Declassified MI5 file

"Camouflages for sabotage equipment used by the German sabotage services" is the name of a declassified MI5 file which itemizes Nazi deception techniques employed in World War II. The file was made known to the public in 2003. During the War, German saboteurs operating against Britain designed a range of unconventional bomb disguises. According to Mi5, the German weapons were as ingenious as those invented by Britain's Special Operations Executive, which had been detailed in a series of files which had already been declassified in 1999. Disguises included tins of plums, throat lozenges, shaving brushes, batteries, wood, coal, stuffed dogs and, notably, a chocolate bar.

==Chocolate bar bomb==
Arguably the most unconventional bomb was the chocolate bar bomb that was intended to be smuggled into the Royal household with the purpose of assassination. None of the chocolate bars reached Britain, but British authorities did capture some in places as far away as Turkey. A secondary use for the proposed disguised chocolate bar was as an emergency hand grenade.

The chocolate bar bomb was made of steel with a thin covering of real chocolate.
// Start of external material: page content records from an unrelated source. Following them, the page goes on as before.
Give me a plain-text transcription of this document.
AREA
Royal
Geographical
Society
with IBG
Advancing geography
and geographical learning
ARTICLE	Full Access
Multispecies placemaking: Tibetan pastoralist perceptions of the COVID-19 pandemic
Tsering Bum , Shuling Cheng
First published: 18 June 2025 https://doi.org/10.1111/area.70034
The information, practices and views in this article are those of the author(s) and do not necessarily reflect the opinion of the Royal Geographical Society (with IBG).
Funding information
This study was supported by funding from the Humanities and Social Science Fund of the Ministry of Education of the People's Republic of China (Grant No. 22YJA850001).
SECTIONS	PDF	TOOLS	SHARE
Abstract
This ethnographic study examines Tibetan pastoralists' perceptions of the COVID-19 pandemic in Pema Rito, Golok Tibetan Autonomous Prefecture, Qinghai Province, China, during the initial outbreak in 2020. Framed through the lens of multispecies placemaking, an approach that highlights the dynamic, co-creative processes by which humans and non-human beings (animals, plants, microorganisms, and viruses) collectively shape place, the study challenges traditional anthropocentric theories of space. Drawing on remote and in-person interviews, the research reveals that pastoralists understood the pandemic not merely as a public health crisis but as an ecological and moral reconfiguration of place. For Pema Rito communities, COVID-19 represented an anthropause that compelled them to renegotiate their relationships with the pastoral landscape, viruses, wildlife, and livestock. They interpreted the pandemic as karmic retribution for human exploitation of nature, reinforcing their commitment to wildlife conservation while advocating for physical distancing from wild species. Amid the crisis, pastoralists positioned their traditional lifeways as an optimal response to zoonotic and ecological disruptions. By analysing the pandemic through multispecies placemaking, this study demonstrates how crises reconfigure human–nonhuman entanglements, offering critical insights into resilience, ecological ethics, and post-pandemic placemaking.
When the piece of chocolate at the end was broken off, the canvas detonator was pulled, and, after a delay of seven seconds, the bomb would explode.

To kill a member of the British royal family, the bar would have had to be smuggled into the residence by the saboteurs themselves or smuggled into a box that would have been taken into Buckingham Palace from an ordinary source. None of the saboteurs got close enough to London to carry out the Nazi plan. These ingenious objects got no further than four explosive cans of peas, which were found on German agents who landed in Ireland by small boat; the agents claimed that they hoped to get them into the Palace. Why any member of the Royal Family would be opening a tin of peas themselves, however, does not seem to have been taken into account.